We recently highlighted the inspiring stories of Dr. Mitchell Schare and Will Ryan, both of whom are featured in Dr. Beverly Adler’s book, “MY SWEET LIFE: Successful Men with Diabetes.” Today we’d like to introduce you to Vanessa Nemeth, MS, MA, who is featured in Dr. Bev’s other book, “MY SWEET LIFE: Successful Women with Diabetes.”
Growing up, Vanessa was well-versed in daily life with diabetes. Her father and grandmother both lived with type 2 diabetes. “My father was very successful at keeping his weight down, which I have always had problems with,” she said. “He managed his blood sugar with diet for many years. He also used to jog and do yoga. He was very careful; I never saw him have extreme lows that were debilitating. He served as a very positive role model for me.”
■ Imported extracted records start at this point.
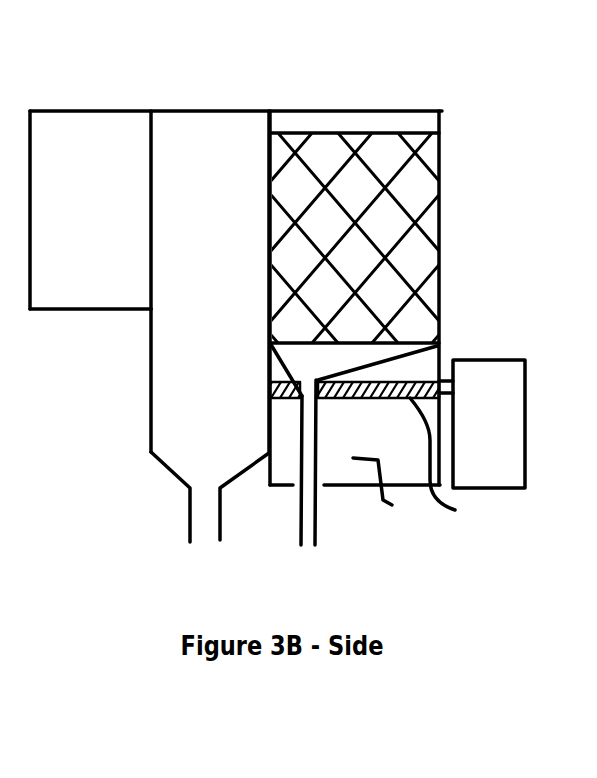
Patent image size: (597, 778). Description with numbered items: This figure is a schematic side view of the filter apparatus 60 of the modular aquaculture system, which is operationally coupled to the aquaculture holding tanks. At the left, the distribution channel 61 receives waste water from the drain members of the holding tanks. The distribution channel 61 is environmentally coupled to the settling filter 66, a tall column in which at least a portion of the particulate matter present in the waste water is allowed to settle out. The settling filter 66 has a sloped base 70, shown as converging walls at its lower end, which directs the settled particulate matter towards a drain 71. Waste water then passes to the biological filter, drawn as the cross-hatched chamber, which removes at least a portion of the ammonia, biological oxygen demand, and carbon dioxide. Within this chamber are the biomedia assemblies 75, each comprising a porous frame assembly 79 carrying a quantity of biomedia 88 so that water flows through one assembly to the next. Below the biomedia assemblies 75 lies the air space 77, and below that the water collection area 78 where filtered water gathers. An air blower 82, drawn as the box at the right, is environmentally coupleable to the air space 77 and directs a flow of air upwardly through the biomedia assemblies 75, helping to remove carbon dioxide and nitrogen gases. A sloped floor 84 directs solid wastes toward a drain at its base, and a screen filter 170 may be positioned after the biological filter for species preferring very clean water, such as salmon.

The filter apparatus 60 is at (459, 68).
The distribution channel 61 is at (92, 128).
The settling filter 66 is at (210, 130).
The sloped base 70 is at (163, 471).
The drain 71 is at (205, 518).
The biomedia assembly 75 is at (471, 248).
The air space 77 is at (413, 362).
The water collection area 78 is at (388, 489).
The porous frame assembly 79 is at (398, 189).
The air blower 82 is at (528, 380).
The sloped floor 84 is at (367, 398).
The filter media 88 is at (402, 253).
The screen filter 170 is at (455, 510).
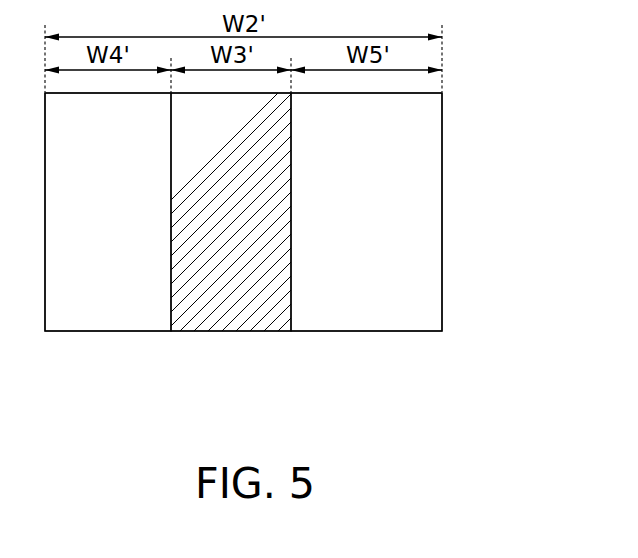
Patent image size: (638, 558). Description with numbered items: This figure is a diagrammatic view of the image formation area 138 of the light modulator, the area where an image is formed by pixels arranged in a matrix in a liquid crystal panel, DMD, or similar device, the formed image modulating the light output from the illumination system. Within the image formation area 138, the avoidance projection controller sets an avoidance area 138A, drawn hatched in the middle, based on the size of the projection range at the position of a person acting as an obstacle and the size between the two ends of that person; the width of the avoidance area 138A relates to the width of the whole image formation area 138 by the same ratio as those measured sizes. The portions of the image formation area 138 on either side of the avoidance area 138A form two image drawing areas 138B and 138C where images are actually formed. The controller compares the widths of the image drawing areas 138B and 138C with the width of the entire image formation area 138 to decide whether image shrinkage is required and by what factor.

Her grandmother represented the other end of the spectrum for Vanessa. “My dad’s mom passed away from complications related to diabetes before I was born,” she said. “She was probably in her late sixties, early seventies. She was really obese. People would tell me how much I looked like her and I worried that I was going to be like Grandma. I had these two pictures in my head of how living with diabetes could be: really awful or how it could be more positive like my dad’s experience.”
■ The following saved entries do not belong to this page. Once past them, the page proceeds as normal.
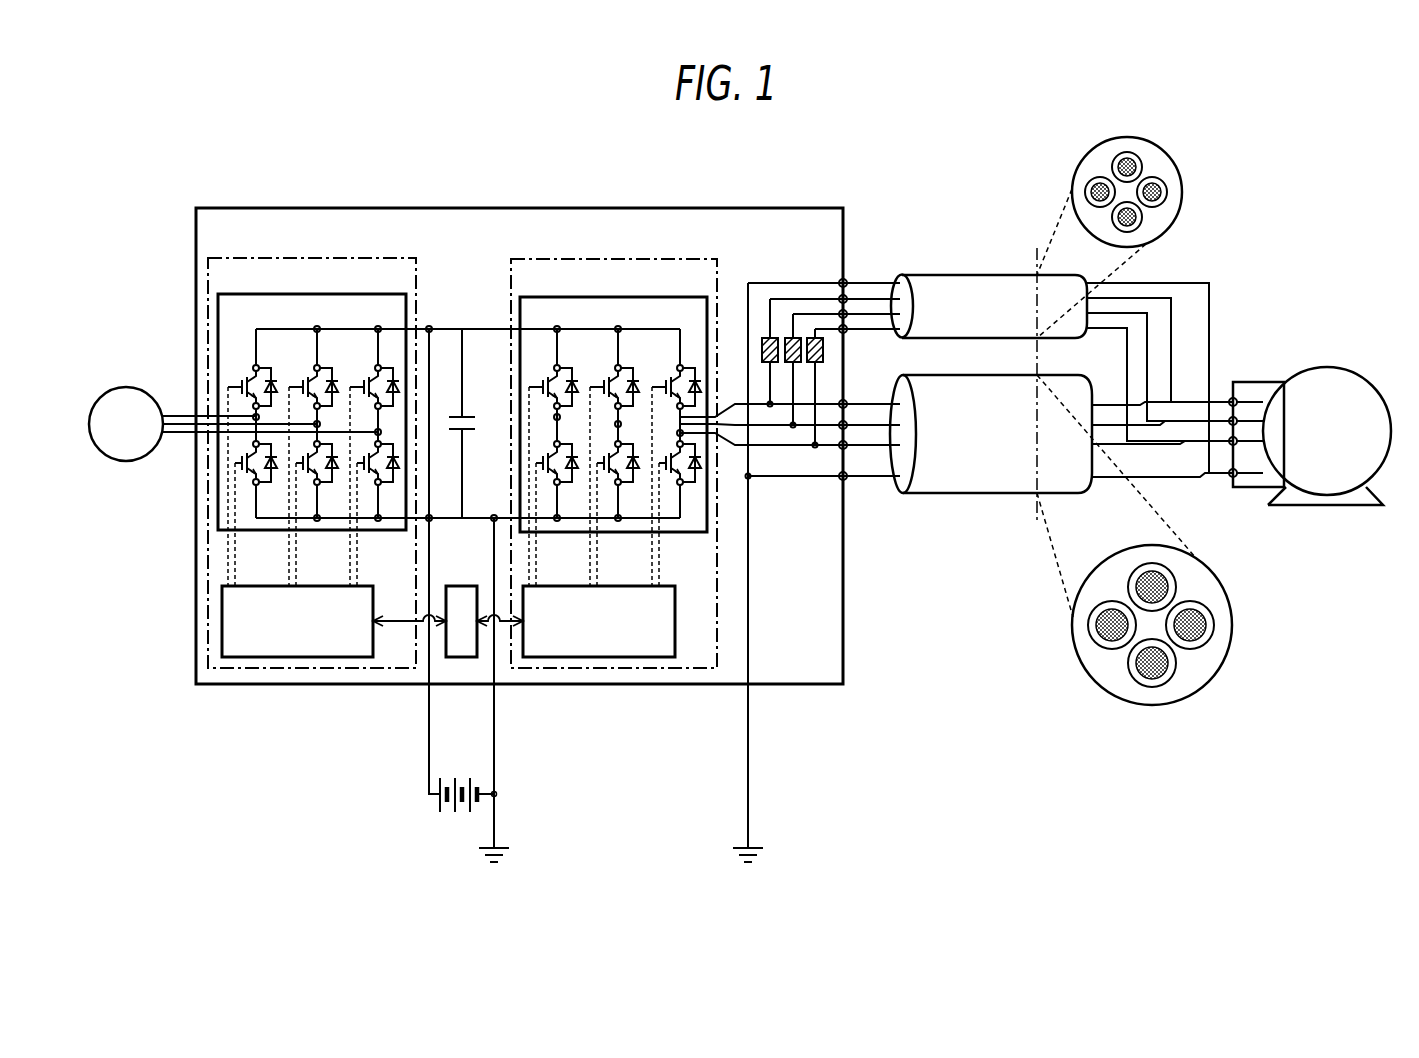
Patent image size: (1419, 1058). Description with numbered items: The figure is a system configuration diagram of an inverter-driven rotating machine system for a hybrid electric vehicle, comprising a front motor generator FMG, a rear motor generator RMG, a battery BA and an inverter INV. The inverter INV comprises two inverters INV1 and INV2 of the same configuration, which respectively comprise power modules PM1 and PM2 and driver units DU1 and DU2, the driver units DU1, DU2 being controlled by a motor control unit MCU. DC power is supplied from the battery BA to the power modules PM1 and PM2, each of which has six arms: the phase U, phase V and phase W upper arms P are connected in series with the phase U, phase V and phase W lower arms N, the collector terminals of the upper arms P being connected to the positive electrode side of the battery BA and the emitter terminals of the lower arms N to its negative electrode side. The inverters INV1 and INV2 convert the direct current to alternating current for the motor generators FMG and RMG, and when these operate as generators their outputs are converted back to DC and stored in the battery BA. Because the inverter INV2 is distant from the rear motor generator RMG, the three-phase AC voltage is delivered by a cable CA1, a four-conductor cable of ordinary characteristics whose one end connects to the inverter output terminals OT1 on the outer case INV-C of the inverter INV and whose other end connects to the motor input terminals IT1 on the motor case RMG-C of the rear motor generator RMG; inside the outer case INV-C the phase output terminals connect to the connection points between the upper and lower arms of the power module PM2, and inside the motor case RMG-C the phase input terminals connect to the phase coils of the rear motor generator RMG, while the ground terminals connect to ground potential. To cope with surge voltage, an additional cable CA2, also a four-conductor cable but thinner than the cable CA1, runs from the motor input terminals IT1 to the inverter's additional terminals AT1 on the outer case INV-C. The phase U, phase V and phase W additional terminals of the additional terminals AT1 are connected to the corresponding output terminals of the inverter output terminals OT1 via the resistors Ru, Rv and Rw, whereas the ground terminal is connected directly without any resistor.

The inverter INV is at (519, 446).
The inverter INV1 is at (312, 463).
The inverter INV2 is at (614, 463).
The power module PM1 is at (312, 440).
The power module PM2 is at (613, 440).
The driver unit DU1 is at (297, 621).
The driver unit DU2 is at (599, 621).
The motor control unit MCU is at (461, 621).
The upper arms P is at (468, 313).
The lower arms N is at (468, 533).
The battery BA is at (468, 595).
The front motor generator FMG is at (233, 424).
The rear motor generator RMG is at (1327, 436).
The motor case RMG-C is at (1258, 382).
The cable CA1 is at (1061, 540).
The additional cable CA2 is at (1062, 305).
The resistor Ru is at (765, 336).
The resistor Rv is at (790, 336).
The resistor Rw is at (812, 336).
The additional terminals AT1 is at (862, 337).
The inverter output terminals OT1 is at (862, 393).
The motor input terminals IT1 is at (1243, 392).
The outer case INV-C is at (843, 637).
Though upsetting, her type 2 diabetes diagnosis at age 29 did not really surprise Vanessa, given her family history. After an annual physical, her doctor informed her she had diabetes and suggested losing weight and exercising more.
To help with her motivation to be more active, her friends sent her a special “package” that needed to be picked up one night. “My friends told me to meet this flight at the airport, and there would be a package for me there,” she said. “It was a black lab puppy. I fell in love instantly because I had been wanting a dog for such a long time.” Vanessa named the dog Curly because of its uncharacteristically curly tail.
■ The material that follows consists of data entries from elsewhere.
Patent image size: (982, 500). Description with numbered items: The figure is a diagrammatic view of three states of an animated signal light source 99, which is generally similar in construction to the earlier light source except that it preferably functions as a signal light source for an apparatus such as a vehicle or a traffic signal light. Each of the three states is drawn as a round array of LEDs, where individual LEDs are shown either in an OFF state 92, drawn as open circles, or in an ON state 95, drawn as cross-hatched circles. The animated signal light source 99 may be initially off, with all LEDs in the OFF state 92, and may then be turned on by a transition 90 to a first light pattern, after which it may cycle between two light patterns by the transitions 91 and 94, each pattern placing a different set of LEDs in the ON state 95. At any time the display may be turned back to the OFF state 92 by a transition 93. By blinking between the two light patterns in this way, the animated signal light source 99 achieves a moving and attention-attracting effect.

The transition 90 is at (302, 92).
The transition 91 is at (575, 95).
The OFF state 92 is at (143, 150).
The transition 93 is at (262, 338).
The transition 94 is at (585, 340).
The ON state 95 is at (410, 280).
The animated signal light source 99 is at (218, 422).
Getting the puppy changed her attitude about exercise. “It was almost like I couldn’t walk just for myself. I needed inspiration and knew I definitely had to take care of this dog. I was too heavy at the time to jog but I could definitely walk. I tried to focus on what I could do instead of what I couldn’t do. With diabetes and exercise, there’s almost always something you can do; you just have to figure out what it is. That has really helped me out a lot.”
Vanessa found that her motivation to exercise builds on itself. “I go walking and then I notice that my blood sugar is often better and it really motivates me,” she said. “Even to this day, I’ve noticed that on the days I don’t exercise I don’t feel as good the following day.”
While the exercise did help bring her weight down, Vanessa’s doctor eventually suggested she enroll in a weight loss program through the Joslin Diabetes Center in Boston. Why WAIT is a 12-week program for weight control and intensive diabetes management. Each weekly session is about two-and-a-half hours long, with about 20 participants. The sessions begin with a weigh-in, followed by a one-hour exercise class, concluding with a group discussion facilitated by a psychologist or dietitian.
“Each week we would talk about some kind of emotional issue related to diabetes,” she explained, “such as dealing with diabetes at work or with family or with travel or challenges with meal planning. We talked about how we felt, shared ideas and issues and motivated each other to stick with it. It was a fantastic program that I would highly recommend for anyone who is having challenges with diabetes. I learned so many good habits on how to deal with things that I probably wouldn’t have found out on my own.”
The trainers in the program helped Vanessa adjust her exercise routine to be more productive for her needs. “For me, it wasn’t enough to have just a regular walking routine,” she said. “In order for me to lose the weight, I have to incorporate interval training, doing resistance training and aerobics, at least three times a week. The strength exercises also helped bring down my blood sugar for longer periods of time. That was really important for me to realize.”
These days Vanessa finds motivational support in the online community SparkPeople.com. Not only does she use their food log, but she also enjoys one message board in particular. “There’s a group of people who are trying to go cross-country virtually, either biking, walking or running across the US,” she said. “You log your miles, get little trophies and see how other people are doing. It’s fun to see how far you’ve gotten; I’m two-thirds of the way from New England to Washington State.”
Vanessa also motivates herself with personal goals. “I give myself little challenges,” she said. “For example, this year I’m going to Spain in September. We’re going to be doing a lot of walking so I’m giving an extra push to be as fit as I can be for that trip. I want to grab my camera and visit the country my great-grandparents were from and have fun. I’m taking good care of myself so I can enjoy my trip.”
Vanessa’s motto of focusing on the things you can do, versus the things you can’t, is inspiring and something I can personally relate to having had surgery recently. There are a lot of activities I am not able to do right now, but I am very focused on what I can. At the moment, that happens to be a lot of walking, albeit I am no where near crossing two-thirds of the country (yet). Keep it up, Vanessa – you are an inspiration! Many thanks for sharing your story.
All the best,
Disclosure: Vanessa Nemeth received no compensation for this post. All opinions contained in this post reflect those of the interviewee, and not of Sanofi US, its employees, agencies or affiliates.